"It's energy efficient and improved performance, and I'll give you a five-year guarantee at no cost to the owner," Hinde told council members.
The purposed equipment includes a black plastic header with a small tube port extending perpendicularly from the bottom of the header basin where rubber tubing can be attached connecting the header to a coil of another tube system.
The coil system tubes have "surgical cuts" throughout, allowing air bubbles to escape, which caters to the insects necessary for keeping the wastewater oxygenized enough to control ammonia levels even in cold weather.
Effective Jan. 1, 2009, the State of Indiana added two new criteria standards, which requires a limit of discharge for ammonia and E. coli levels.
Currently, Carbon's waste stabilization lagoons are in violation of the new standards.
Although the violation doesn't pose a threat to citizens, the town is still responsible for solving the issue.
The existing lagoons are not designed to effectively treat ammonia in cold weather.
Council members said the current system meets the state's ammonia standards for the majority of the year, but when temperatures drop during winter months, ammonia levels increase.
Since September 2011, council members expressed they are worried Carbon doesn't have enough funding to meet the water quality standard improvements the state is mandating.
Recently, the council decided to choose the No Action Alternative but are still committed to finding possible solutions.
While considering Hinde's proposal, the council discussed having 15-20 coil systems in two of three lagoon tanks.
"This can all be managed from the shore surface," Hinde said. "You'll be able to cleanse it through the system before it gets into the third cell."
He added the ADS could also solve other problems.
"It's not just a solution for the ammonia problem, but carbon and solids as well," Hinde said.
During the March council meeting, council members accepted a proposal to install a mixing and aeration device, called an Aqua-Manna BOBBER, to nitrify the bacteria in the town's wastewater stabilization lagoons.
Council member David McFaddin made the motion to accept the Bradley Innovation Group's proposal to install bobber devices as part of an experimental study.
Council member Dennis Rightsell gave the second, and Carbon Town Council members voted unanimously in favor to accept the proposal.
Meanwhile, town officials are also seeking assistance from the state through a grant application from the Indiana State Revolving Fund (SRF).
During the April meeting, Wastewater Treatment Plant Operator Doug Clodfelter said Hinde's proposal sounded logical and doable.
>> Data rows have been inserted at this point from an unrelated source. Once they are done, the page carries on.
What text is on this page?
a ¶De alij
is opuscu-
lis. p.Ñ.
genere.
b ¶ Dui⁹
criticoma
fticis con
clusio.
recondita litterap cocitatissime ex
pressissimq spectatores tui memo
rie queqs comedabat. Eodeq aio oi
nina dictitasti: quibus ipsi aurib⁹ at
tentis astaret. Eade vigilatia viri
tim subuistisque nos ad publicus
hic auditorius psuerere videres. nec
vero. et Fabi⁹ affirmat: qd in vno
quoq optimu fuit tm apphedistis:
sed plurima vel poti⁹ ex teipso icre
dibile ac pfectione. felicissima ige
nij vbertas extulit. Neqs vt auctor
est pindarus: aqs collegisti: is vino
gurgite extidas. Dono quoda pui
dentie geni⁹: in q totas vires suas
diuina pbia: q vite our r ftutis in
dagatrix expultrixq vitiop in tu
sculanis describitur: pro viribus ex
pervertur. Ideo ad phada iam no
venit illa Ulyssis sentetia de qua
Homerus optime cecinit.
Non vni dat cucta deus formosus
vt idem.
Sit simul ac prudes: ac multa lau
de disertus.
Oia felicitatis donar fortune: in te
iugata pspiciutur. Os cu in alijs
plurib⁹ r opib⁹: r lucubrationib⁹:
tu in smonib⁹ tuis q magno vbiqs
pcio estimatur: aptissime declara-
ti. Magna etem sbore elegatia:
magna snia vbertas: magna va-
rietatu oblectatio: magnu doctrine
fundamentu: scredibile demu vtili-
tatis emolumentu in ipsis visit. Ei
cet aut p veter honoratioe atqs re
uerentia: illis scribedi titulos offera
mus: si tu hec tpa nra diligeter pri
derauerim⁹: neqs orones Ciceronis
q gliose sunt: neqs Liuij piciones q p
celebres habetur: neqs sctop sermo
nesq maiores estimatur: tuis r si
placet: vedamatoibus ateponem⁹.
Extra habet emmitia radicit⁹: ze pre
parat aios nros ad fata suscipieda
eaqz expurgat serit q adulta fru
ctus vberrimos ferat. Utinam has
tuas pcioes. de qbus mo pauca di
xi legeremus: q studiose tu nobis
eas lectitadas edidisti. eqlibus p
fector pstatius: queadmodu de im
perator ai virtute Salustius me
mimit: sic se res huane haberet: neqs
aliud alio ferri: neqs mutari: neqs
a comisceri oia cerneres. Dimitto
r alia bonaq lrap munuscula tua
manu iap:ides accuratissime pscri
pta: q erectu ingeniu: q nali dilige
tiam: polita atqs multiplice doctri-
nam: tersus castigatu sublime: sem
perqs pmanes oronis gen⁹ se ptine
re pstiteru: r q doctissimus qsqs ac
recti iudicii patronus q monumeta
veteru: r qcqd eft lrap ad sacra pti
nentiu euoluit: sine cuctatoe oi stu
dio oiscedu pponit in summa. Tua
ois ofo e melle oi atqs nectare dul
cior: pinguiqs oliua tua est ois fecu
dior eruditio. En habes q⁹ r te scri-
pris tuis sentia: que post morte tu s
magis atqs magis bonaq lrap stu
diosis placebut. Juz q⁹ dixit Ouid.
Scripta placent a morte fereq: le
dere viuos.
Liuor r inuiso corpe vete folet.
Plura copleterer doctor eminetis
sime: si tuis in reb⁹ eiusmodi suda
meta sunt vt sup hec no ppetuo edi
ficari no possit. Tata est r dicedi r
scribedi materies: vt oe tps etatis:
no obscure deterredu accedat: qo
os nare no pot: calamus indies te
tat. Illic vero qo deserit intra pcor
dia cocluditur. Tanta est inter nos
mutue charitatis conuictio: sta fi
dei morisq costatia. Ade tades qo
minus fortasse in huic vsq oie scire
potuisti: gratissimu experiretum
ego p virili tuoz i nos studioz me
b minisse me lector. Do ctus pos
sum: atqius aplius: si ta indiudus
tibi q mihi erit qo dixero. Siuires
"It would strengthen the effectiveness of the carbon-based sewage system," Clodfelter said. "There would be a rock-fixed medium at the end of the second cell. This would be a good back up system to look into if the first one doesn't work."
Clodfelter added if Carbon receives the grant, the allocated funds must be used to install the bobber system, and Town Attorney Eric Somheil said he's optimistic about the grant.
"They haven't committed to it yet, but there's a very good chance we'll get (the grant)," Somheil said.
On Monday, Clodfelter reporter this past winter's ammonia levels met the state requirements, due to an unusually warm season.
The Carbon Town Council meets regularly the first Monday of each month.
The next meeting is scheduled for Monday, May 7, at 7 p.m., in the Carbon Town Hall, 14678 N. Locust St.